BERAPA yang mengetahui dan menyadari bahwa Kekristenan itu lahir dari darah yang tertumpah? Bait pengantar injil hari ini menyatakan hal itu. “Yesus Kristus, Engkaulah saksi yang setia, yang pertama bangkit dari alam maut; Engkau mengasihi kami dan mencuci dosa kami dalam darah-Mu.”
Injil hari ini berbicara tentang pemilik kebun anggur yang telah melakukan yang terbaik terhadap kebunnya. Kemudian menyewakannya kepada para pekerja.
Dia mengirim utusan-utusannya untuk memetik hasil kebunnya. Namun, mereka mati di tangan para penyewa kebun anggur. Mula-mula mereka membunuh hamba-hamba pemilik kebun anggur utusan. Akhirnya, mereka membunuh anak yang diutus-Nya juga.
Untuk memperoleh hasil kebun anggurnya, sang pemilik mesti membayar mahal. Dia mesti kehilangan anaknya sendiri juga. Itulah gambaran kasih Tuhan yang amat besar dalam memperoleh kembali milik-Nya.
Apakah sang pemilik kebun anggur menyerah menghadapi kejahatan para penyewa itu?
Inilah jawabannya. “Batu yang dibuang oleh para tukang bangunan telah menjadi batu penjuru. Itulah tindakan Tuhan, suatu hal yang ajaib dalam pandangan kita.” (Markus 12:10-11).

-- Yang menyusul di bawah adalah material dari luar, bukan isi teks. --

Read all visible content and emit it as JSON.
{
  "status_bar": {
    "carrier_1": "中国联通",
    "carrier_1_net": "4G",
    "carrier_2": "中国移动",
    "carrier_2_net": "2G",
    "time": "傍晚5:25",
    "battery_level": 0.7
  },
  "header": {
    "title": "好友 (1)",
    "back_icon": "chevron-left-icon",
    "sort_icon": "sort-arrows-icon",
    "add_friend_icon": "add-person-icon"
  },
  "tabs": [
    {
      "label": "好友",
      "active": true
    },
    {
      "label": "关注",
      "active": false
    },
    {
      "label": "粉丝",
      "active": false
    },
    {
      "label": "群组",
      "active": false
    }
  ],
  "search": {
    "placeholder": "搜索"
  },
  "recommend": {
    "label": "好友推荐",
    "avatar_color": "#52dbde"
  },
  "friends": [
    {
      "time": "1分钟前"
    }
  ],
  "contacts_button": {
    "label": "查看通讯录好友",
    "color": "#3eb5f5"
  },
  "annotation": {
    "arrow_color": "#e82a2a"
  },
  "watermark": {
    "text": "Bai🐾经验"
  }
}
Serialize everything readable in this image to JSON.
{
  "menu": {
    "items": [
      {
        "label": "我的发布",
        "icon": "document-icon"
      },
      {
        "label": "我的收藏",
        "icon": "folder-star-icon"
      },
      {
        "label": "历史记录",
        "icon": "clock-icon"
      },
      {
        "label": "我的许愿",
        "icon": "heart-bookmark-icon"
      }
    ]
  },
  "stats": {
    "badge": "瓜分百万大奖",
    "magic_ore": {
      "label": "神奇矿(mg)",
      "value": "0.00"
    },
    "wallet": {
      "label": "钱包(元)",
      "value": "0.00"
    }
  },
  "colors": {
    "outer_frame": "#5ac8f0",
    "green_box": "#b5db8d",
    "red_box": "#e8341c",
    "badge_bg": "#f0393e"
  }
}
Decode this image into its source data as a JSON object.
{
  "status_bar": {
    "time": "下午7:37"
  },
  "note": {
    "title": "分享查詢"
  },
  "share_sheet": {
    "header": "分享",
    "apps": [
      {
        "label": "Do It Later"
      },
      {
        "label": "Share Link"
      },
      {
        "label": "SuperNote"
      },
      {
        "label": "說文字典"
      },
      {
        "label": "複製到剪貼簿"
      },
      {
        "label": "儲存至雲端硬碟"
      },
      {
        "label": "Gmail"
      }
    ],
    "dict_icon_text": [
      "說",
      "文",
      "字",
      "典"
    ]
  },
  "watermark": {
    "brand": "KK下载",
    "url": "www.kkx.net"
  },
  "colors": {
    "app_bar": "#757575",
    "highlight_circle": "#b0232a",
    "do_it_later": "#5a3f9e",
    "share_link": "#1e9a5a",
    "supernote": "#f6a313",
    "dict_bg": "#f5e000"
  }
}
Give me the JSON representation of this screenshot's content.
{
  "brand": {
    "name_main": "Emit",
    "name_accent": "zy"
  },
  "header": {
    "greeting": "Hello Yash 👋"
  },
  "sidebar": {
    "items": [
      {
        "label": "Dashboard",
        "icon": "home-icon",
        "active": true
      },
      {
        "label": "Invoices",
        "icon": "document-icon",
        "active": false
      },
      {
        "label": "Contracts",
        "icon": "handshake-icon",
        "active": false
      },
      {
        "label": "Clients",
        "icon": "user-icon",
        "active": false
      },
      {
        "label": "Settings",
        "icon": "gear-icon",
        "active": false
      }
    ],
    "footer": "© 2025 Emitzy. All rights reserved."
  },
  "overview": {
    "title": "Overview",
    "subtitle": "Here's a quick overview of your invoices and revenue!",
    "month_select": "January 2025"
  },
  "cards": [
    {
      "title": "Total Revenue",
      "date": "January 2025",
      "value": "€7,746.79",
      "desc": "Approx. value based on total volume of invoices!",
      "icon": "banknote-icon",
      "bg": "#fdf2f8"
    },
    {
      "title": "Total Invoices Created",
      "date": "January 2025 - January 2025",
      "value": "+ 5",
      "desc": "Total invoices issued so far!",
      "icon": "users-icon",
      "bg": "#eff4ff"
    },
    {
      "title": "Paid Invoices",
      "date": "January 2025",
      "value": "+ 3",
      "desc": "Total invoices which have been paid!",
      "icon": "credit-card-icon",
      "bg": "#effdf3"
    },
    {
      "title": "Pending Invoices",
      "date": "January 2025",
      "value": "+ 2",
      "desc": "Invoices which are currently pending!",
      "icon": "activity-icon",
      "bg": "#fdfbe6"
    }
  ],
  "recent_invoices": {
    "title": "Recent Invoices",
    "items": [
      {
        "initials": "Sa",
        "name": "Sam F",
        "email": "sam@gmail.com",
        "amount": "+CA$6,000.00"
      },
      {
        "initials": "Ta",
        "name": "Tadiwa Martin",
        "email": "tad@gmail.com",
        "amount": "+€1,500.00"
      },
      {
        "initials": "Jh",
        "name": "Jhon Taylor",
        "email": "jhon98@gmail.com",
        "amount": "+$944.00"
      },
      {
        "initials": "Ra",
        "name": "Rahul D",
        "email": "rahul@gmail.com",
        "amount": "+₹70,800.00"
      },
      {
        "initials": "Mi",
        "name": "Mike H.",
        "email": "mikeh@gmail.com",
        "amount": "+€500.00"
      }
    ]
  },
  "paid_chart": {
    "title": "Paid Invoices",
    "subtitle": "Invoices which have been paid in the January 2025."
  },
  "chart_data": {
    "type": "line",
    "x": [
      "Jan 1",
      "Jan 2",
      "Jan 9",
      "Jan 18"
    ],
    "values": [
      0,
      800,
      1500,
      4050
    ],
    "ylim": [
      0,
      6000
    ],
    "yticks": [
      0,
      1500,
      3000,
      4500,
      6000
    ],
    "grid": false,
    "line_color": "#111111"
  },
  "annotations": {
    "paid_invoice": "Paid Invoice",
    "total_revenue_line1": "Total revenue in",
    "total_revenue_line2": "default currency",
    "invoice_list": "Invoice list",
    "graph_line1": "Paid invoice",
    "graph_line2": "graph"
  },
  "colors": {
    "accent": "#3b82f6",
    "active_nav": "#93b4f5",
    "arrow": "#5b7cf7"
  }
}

Batu yang dibuang itu adalah Yesus Kristus yang harus mati di salib. Namun, Tuhan telah menetapkan Dia menjadi batu penjuru. Kematian-Nya bukan kekalahan, melainkan pernyataan kasih Allah yang menang atas kejahatan dan dosa.
Usaha-Nya menyelamatkan umat manusia masih berlangsung hingga hari ini. Tuhan masih mengirim para utusan-Nya untuk maksud itu. Sebagian dari mereka ini mengalami nasib yang sama, mati menumpahkan darahnya.
Santo Karolus Lwanga dan kawan-kawan adalah contoh konkret dari para martir. Mereka mati dalam mewujudkan imannya.
Darah para martir, baik yang kita kenal maupun tidak kita kenal menjadi benih iman yang terus menghasilkan buah. Benar, Gereja atau umat Tuhan hanya tumbuh bila demi iman ada yang siap menumpahkan darah.